Main opposition New Democracy leader Antonis Samaras arrived at the Pylos polling station where he is registered to vote early on Sunday morning, smiling and relaxed as he greeted local Messinia residents in his native electoral district.
“Today we Greeks decide the fate of our country. We vote ‘yes’ to Greece, ‘yes’ to Europe,” he said in a brief message after casting his vote.
He was greeted on his arrival by Pylos-Nestoras Mayor Dimitris Kafantaris and Peloponnese Region Deputy Governor Periklis Mantas. Immediately after voting, Samaras departed for Athens.
The head of the Independent Greeks (ANEL) party Panos Kammenos, leader of the junior party in Greece’s ruling coalition, on Sunday cast his vote in the historic referendum on the terms demanded by Greece’s creditors for further financial assistance to Greece before the talks broke down in late June.
Kammenos, after voting at the polling station in Glyfada, stated that this is a great day for the Greek people “who are not afraid”.
“Democracy gives the citizens a right to decide for themselves and not to those that want to subjugate citizens and states,” he said.

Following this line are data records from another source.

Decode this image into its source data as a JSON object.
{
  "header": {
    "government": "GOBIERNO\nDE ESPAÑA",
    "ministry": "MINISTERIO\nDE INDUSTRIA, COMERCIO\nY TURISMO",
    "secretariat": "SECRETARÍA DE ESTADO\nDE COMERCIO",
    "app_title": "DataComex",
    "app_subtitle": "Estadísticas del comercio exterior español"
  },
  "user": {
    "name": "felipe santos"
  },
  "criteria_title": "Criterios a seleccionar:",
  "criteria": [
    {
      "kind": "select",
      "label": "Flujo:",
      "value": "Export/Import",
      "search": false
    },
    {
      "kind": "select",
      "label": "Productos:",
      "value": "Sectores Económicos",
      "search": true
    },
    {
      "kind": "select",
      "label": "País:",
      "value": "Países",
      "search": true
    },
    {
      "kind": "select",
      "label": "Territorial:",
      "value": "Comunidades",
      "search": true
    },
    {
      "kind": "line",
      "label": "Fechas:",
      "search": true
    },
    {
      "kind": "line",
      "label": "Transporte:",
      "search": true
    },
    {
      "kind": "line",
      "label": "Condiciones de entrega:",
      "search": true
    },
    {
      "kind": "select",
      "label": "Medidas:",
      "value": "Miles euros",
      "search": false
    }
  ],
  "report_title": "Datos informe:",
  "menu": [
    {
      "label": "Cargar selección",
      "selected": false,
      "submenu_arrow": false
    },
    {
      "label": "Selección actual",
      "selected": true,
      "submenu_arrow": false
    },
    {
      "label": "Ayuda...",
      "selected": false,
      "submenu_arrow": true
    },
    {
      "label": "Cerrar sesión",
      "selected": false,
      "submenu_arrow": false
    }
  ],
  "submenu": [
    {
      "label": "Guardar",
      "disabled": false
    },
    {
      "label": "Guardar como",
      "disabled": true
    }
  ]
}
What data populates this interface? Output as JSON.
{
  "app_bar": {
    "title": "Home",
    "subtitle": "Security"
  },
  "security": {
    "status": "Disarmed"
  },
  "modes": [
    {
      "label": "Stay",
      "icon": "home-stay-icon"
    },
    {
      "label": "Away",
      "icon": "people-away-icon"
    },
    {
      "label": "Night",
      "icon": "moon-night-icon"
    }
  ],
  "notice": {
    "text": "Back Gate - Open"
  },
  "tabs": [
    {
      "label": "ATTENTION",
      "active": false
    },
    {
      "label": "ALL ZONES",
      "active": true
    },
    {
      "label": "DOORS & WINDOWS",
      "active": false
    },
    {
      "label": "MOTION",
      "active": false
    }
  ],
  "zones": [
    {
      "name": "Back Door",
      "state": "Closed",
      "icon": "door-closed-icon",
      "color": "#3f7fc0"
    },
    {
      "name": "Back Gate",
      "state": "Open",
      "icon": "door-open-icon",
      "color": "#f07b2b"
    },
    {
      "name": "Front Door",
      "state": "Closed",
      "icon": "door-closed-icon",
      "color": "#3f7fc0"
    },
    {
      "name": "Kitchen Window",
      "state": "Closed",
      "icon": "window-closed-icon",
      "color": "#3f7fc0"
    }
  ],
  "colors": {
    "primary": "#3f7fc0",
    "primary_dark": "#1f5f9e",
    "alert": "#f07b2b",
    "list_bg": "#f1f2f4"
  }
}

“Different so-called analyses threatened Greek men and women with an exit from the euro, with closed ATMs – which it has become clear were closed by the opposition parties, as it confessed. With threats of supposed deposit ‘bail-ins’ that exist nowhere and various terror scenarios. The Greek people are not afraid. Let them not forget that democracy was born in this country,” Kammenos said.
The head of the opposition moderate left party Potami, Stavros Theodorakis, cast his vote in the 2nd Haidari High School on Sunday while expressing hope that the “seed of discord that some thoughtlessly sowed will not bear fruit.”
“In a few hours,” he said, “we must face the great problem of the country united. We must strengthen its European course. I hope the prime minister keeps his promise.”
Communist Party of Greece (KKE) members said that the result of the referendum was expected. They also underlined that the government will turn the No to Yes since it has engaged that it will sign an agreement, which will have antipopular character, within 48 hours.